October 25th, 2011
Moody Gallery: Gael Stack’s “Forty-One Songs”
Houston has so many good artists it’s hard to choose just one. Moody Gallery is exhibiting “Forty-One Songs” drawings by Houston’s own Gael Stack, artist and UH Professor. I have read some excerpts that depict her work being about memories. This might be true, but I read more of a theme of sincere forgiveness. It’s apparent that Ms. Stack is reflecting on motherhood, her life, and especially her art than just memories.
Song number 9: A baby touching his mother but there is no hand — The image done in graphite is gray and has a feeling of distance from the mother. A dead cat is to the side of the woman with an oversize red maroon hat smiling at the viewer. And in the bottom left corner there is a hand holding a lotus flower.
Song number 13: The Jim Drawings, shows an elderly man with wrinkles standing or walking looking very exhausted. By the side of him there is a large drawing of a purple bird that seems to be standing and toward the man’s lower torso there is an image of a young woman that looks like she’s engaged in some type of activity which isn’t clear. Above the old man you can read the words “ARE GOING SANE.” Ms. Stack is known for incorporating a short hand message system into her work. This piece might be about how everyone loses time.
Song number 14: A lady that is looking to the left of the picture — Her gaze goes past the edge of the paper. There is a pink stitch or stitches that are on her neck and her hair. Some kind of acrobat is in the center and a pink shell is behind her surrounded by graphite scribbles. These drawings are very powerful and a complete 360 degree turnaround from her oversize cobalt blue paintings. She has created a new style that is very pleasing and exotic.
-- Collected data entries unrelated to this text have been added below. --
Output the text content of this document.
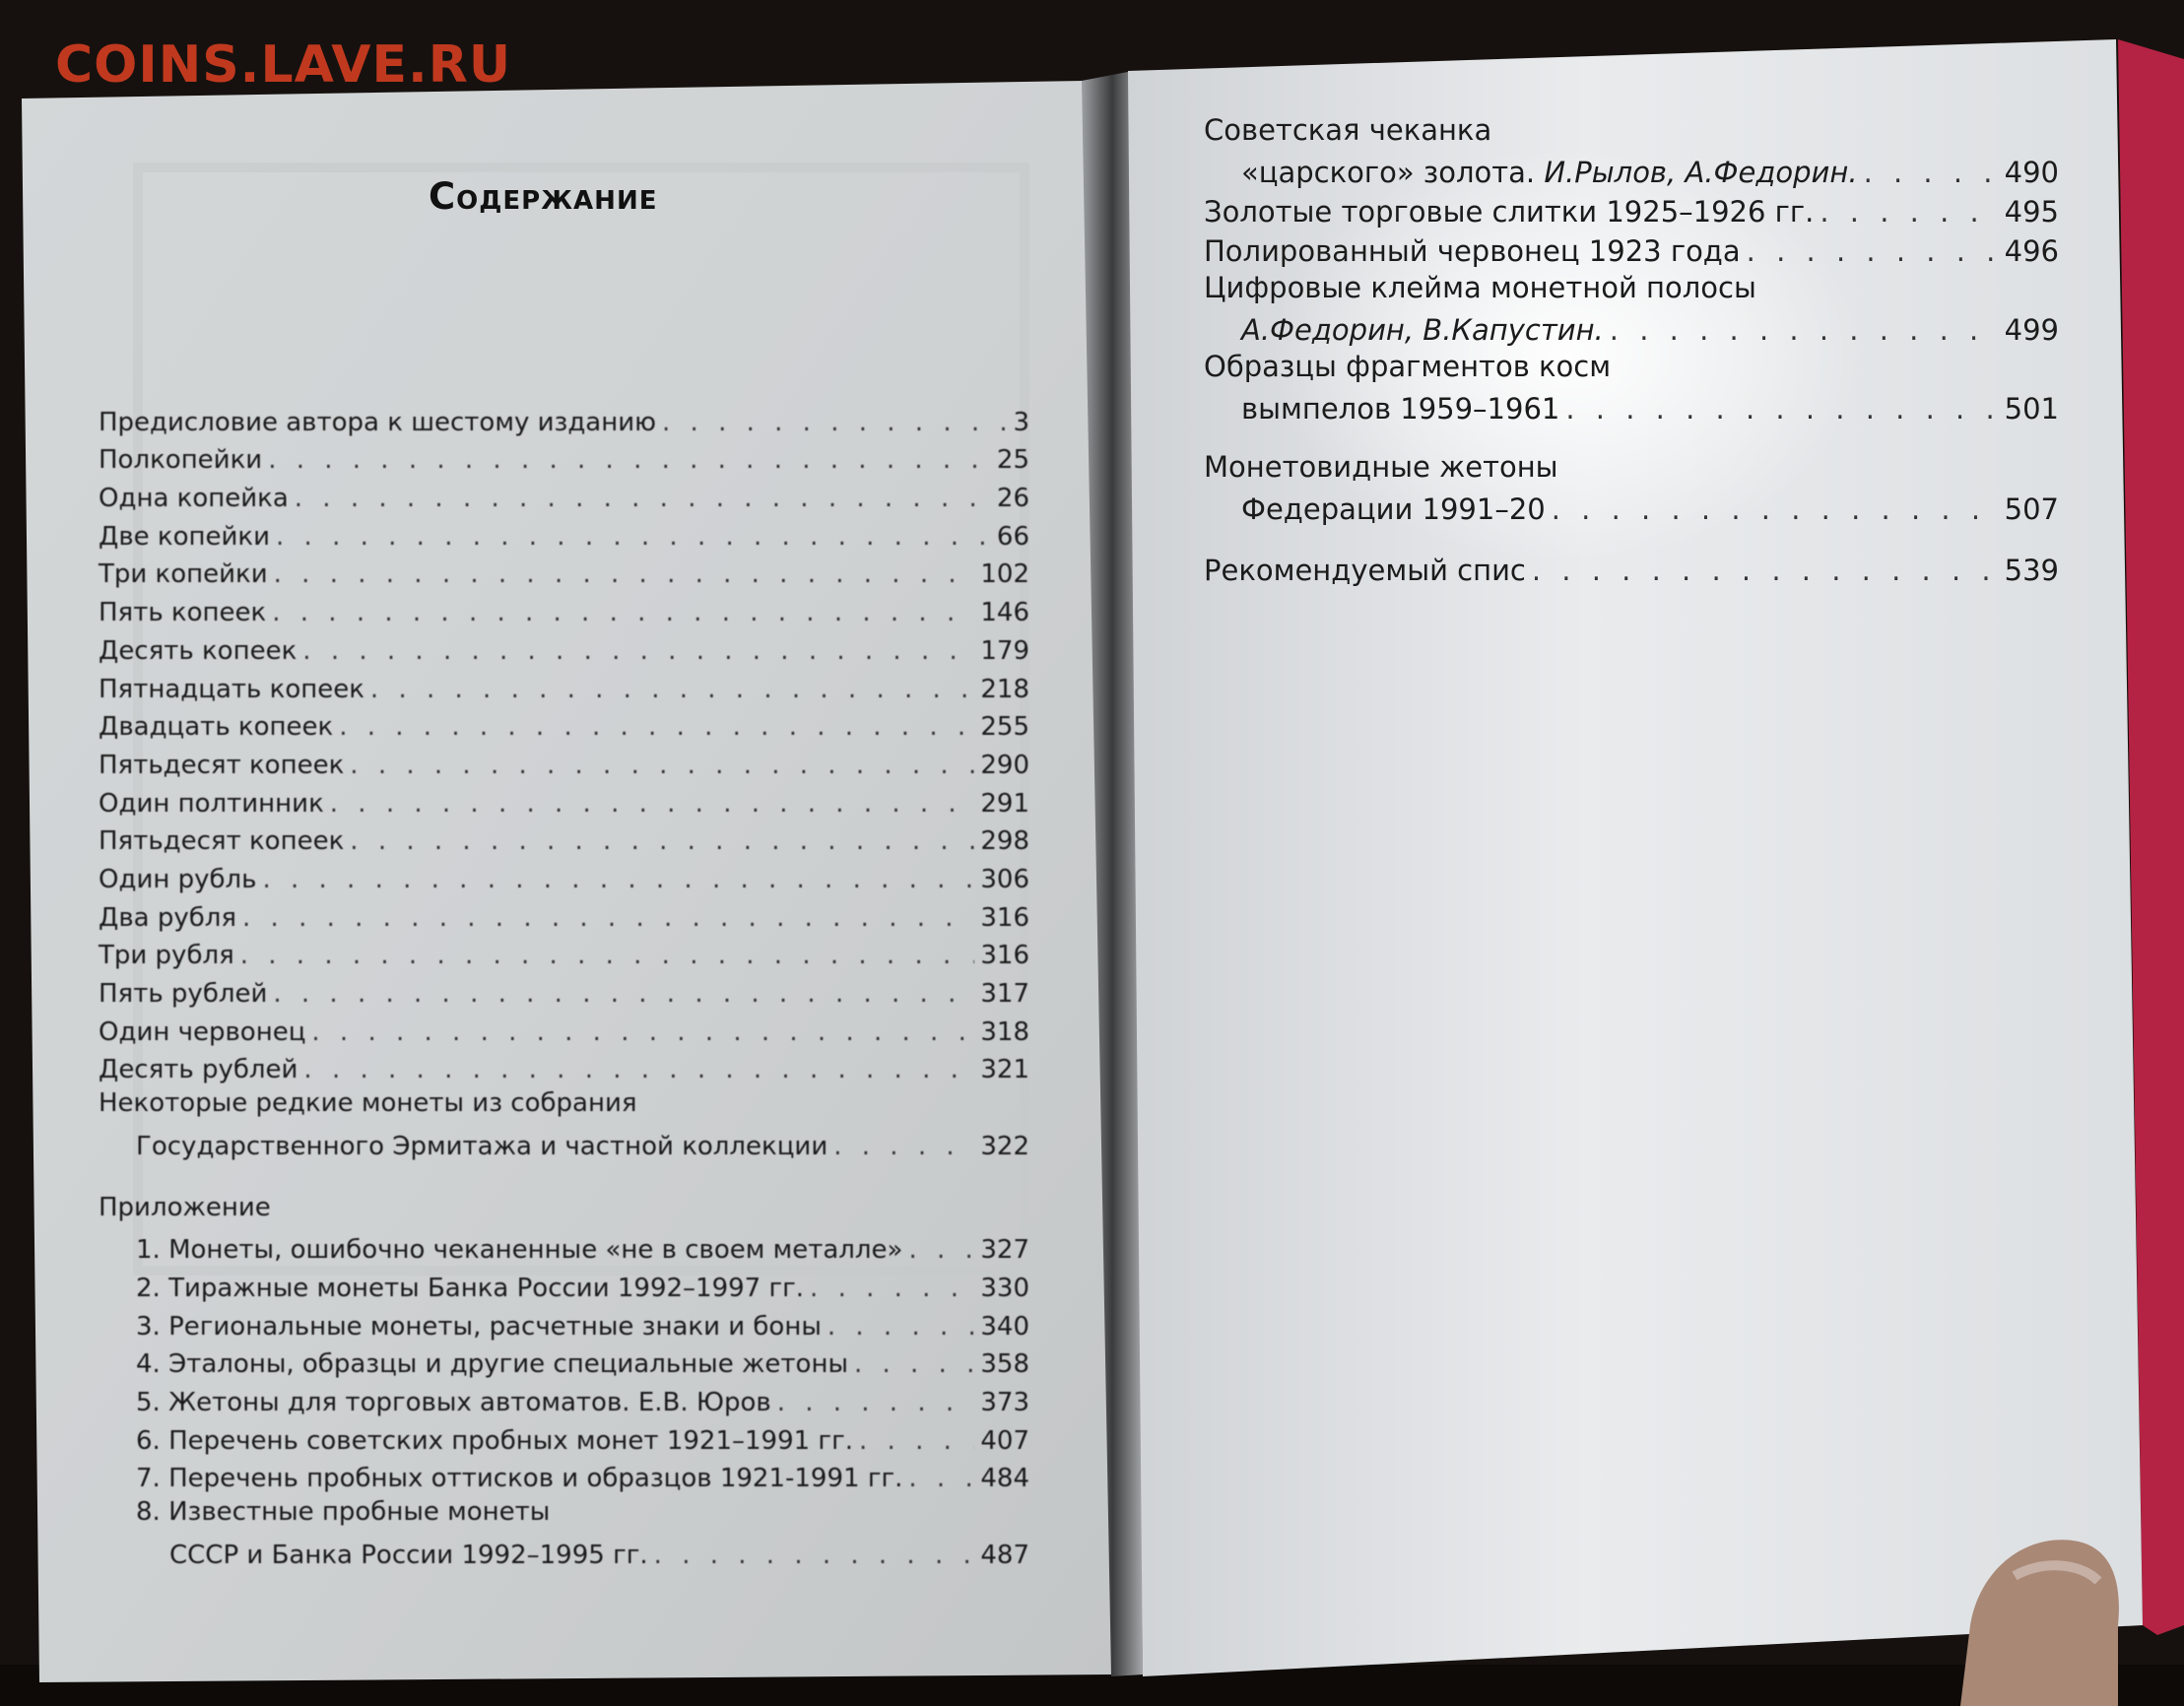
COINS.LAVE.RU
Содержание
Предисловие автора к шестому изданию . . .	3
Полкопейки . . .	25
Одна копейка . . .	26
Две копейки . . .	66
Три копейки . . .	102
Пять копеек . . .	146
Десять копеек . . .	179
Пятнадцать копеек . . .	218
Двадцать копеек . . .	255
Пятьдесят копеек . . .	290
Один полтинник . . .	291
Пятьдесят копеек . . .	298
Один рубль . . .	306
Два рубля . . .	316
Три рубля . . .	316
Пять рублей . . .	317
Один червонец . . .	318
Десять рублей . . .	321
Некоторые редкие монеты из собрания
Государственного Эрмитажа и частной коллекции . . .	322
Приложение
1. Монеты, ошибочно чеканенные «не в своем металле» . . .	327
2. Тиражные монеты Банка России 1992–1997 гг. . . .	330
3. Региональные монеты, расчетные знаки и боны . . .	340
4. Эталоны, образцы и другие специальные жетоны . . .	358
5. Жетоны для торговых автоматов. Е.В. Юров . . .	373
6. Перечень советских пробных монет 1921–1991 гг. . . .	407
7. Перечень пробных оттисков и образцов 1921-1991 гг. . . .	484
8. Известные пробные монеты
СССР и Банка России 1992–1995 гг. . . .	487
Советская чеканка
«царского» золота. И.Рылов, А.Федорин. . . .	490
Золотые торговые слитки 1925–1926 гг. . . .	495
Полированный червонец 1923 года . . .	496
Цифровые клейма монетной полосы
А.Федорин, В.Капустин. . . .	499
Образцы фрагментов косм
вымпелов 1959–1961 . . .	501
Монетовидные жетоны
Федерации 1991–20 . . .	507
Рекомендуемый спис . . .	539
Song number 15: Out of all the songs this is my favorite. The image is of a beautiful woman looking directly into the viewers eyes. With her hands held high, the left clinching the right, she reminds me of the Greek aesthetic of beauty. Or maybe the way Matisse drew his women in black. The lady is intertwined with another female clinching her ears or neck. Maybe the two are connected at different times and at different ages. As a former student of Ms. Stack I have always appreciated her art. It’s very detailed oriented and adds warmth to the idea of narrative. I see her work as visual poetry. She creates her own sounds, words, and phrases. No wonder she refers to her work as songs.